Alors que l’on assiste un peu partout dans le monde à la résurgence des
conflits ethniques et à l’approfondissement des clivages sociaux, les médias, et plus particulièrement ceux qui se réfèrent à des valeurs chrétiennes, ont le devoir «de sensibiliser leur opinion publique aux effets pervers de l’ultralibéralisme économique, de la dérégulation à tout prix, de
la violence de la concurrence et des conséquences de l’insécurité et des
inégalités sociales».
José Ribeaud dit non à la dérégulation à tout prix
Dans son intervention vendredi devant le plenum du Congrès de l’UCIP, le
journaliste suisse José Ribeaud, rédacteur en chef du quotidien «La Liberté» (Fribourg) a déclaré: «C’est à nous, journalistes qui entendons promouvoir l’épanouissement humain basé sur la solidarité et le respect, de répéter que l’évolution des lois du marché, les contraintes de la concurrence
et les conséquences de la dérégulation creusent davantage qu’elles n’aplanissent les disparités économiques et les injustices sociales».

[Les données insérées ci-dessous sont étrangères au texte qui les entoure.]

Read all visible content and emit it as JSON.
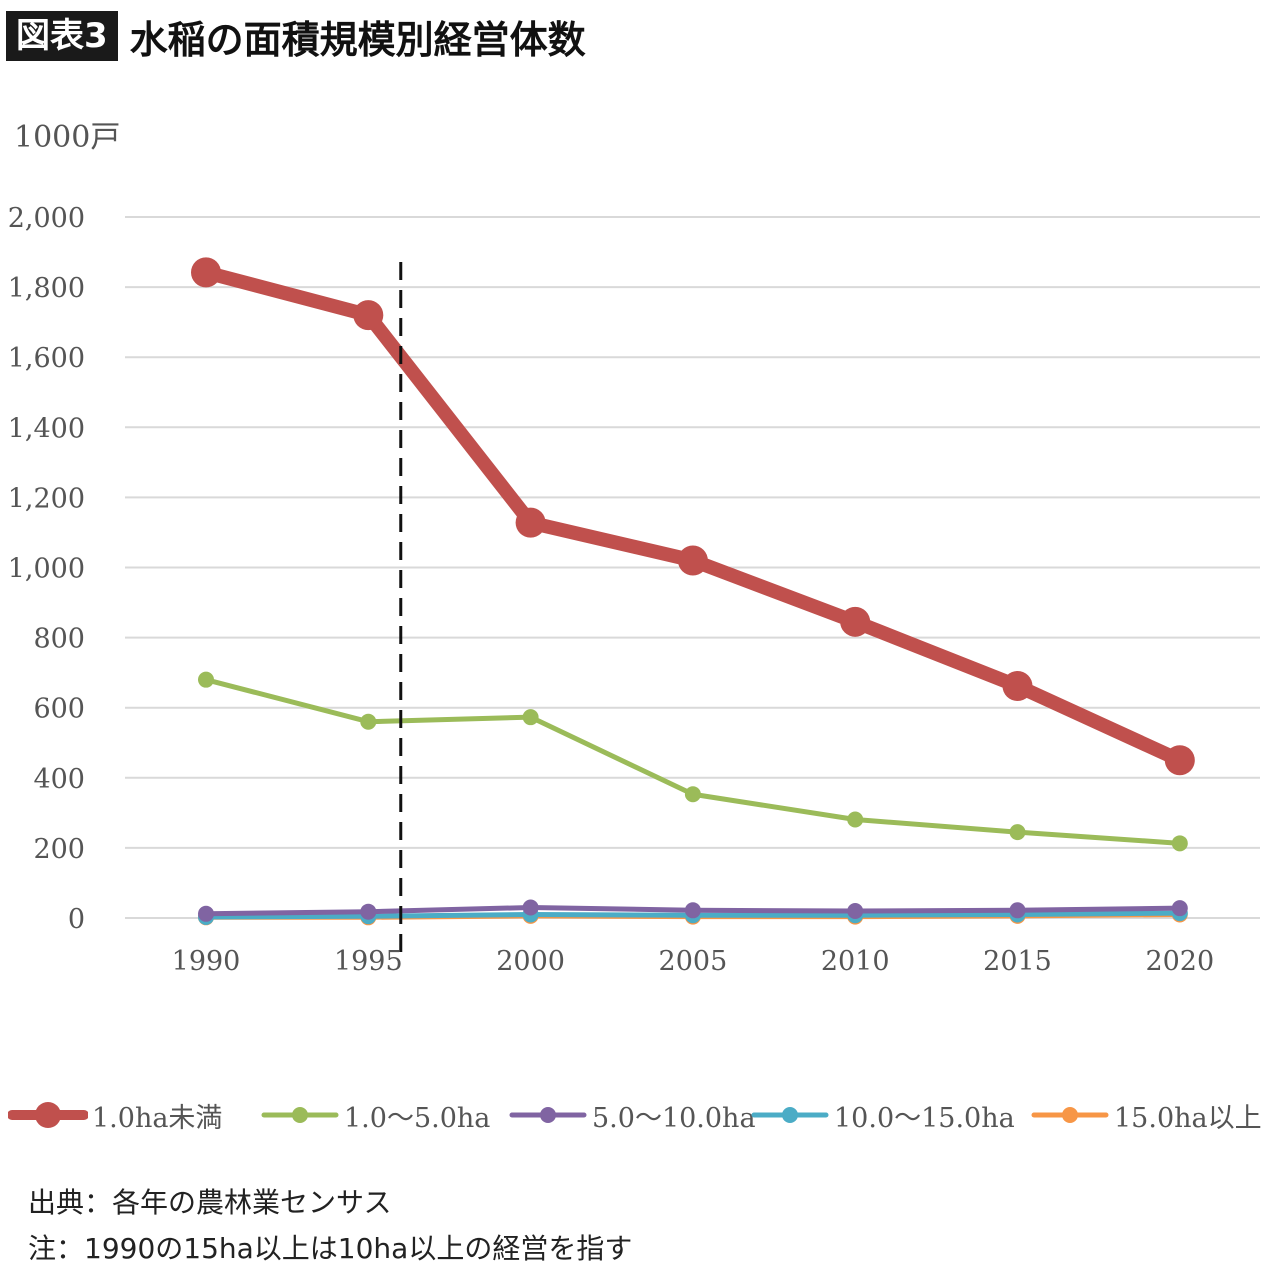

José Ribeaud a insisté pour dire qu’une économie régie par la seule loi
du profit et soumise à la sous-enchère sociale «crée des servitudes inhumaines et des situations de marginalité qui frappent les plus faibles».
En ex-Yougslavie, une propagande proche des méthodes nazies
La propagande nationaliste et xénophobe exploite l’ignorance et utilise
souvent un schéma simple mais efficace: «mensonge – peur – abomination mépris – haine – lutte sans merci», a analysé le publiciste polonais Stefan
Wilkanowicz. A propos de l’ex-Yougoslavie, il a dénoncé les analogies avec
la propagande nazie contre les juifs, sans désigner les coupables par leur
nom, mais en laissant entendre que ces méthodes de propagande sont utilisées par toutes les parties en conflit.
«On commence par créer l’atmosphère de peur vis-à-vis d’une nation ou
d’un groupe en les présentant comme dangereux, puis on suscite en même
temps l’abomination et le mépris pour «justifier» la haine et le «devoir»
de les vaincre ou même de les anéantir», a-t-il lancé. En ex-Yougoslavie,
a-t-il poursuivi, on peut constater une nouvelle «perfection» professionnelle parce que les mêmes films ou photos sont utilisés par les différentes
parties en conflit pour montrer les cruautés de l’adversaire. «Cette situation nous montre combien est nécessaire la libre circulation des informations, liée avec l’honnêteté des journalistes».
Stefan Wilkanowicz estime que le meilleur remède pour lutter contre la
peur, surtout celle qui est artificiellement créée par les médias de la
propagande, est de bien présenter la réalité et d’abord de connaître les
«autres» qui pourraient nous menacer. Outre le problème de l’amélioration
de la formation des journalistes – qui devraient notamment mieux connaître
les minorités -, Wilkanowicz propose un projet de bulletin d’information
électronique diffusé sur Internet.
Ce bulletin donnerait des informations sur les minorités dans les pays
d’Europe centrale et présentant la diversité culturelle de ces groupes. Il
imagine également un tel service pour améliorer la communication entre
l’Est et l’Ouest dans le domaine de la vie religieuse.
Les 50 ans de «La Vie»
A l’occasion du Congrès mondial de l’UCIP, les participants ont également, lors d’un cocktail offert par le journal francais «La Vie», fait connaissance avec cet hebdomadaire chrétien d’actualité français qui fête cette année son 50e anniversaire. C’est en effet le 8 juillet 1945 que paraît
le numéro 1 de «La Vie catholique illustrée», un magazine chrétien populaire fondé par trois laïcs – Joseph Folliet, Georges Hourdin et Ella Sauvageot – et deux religieux dominicains: les Pères Boisselot et Gourbillon.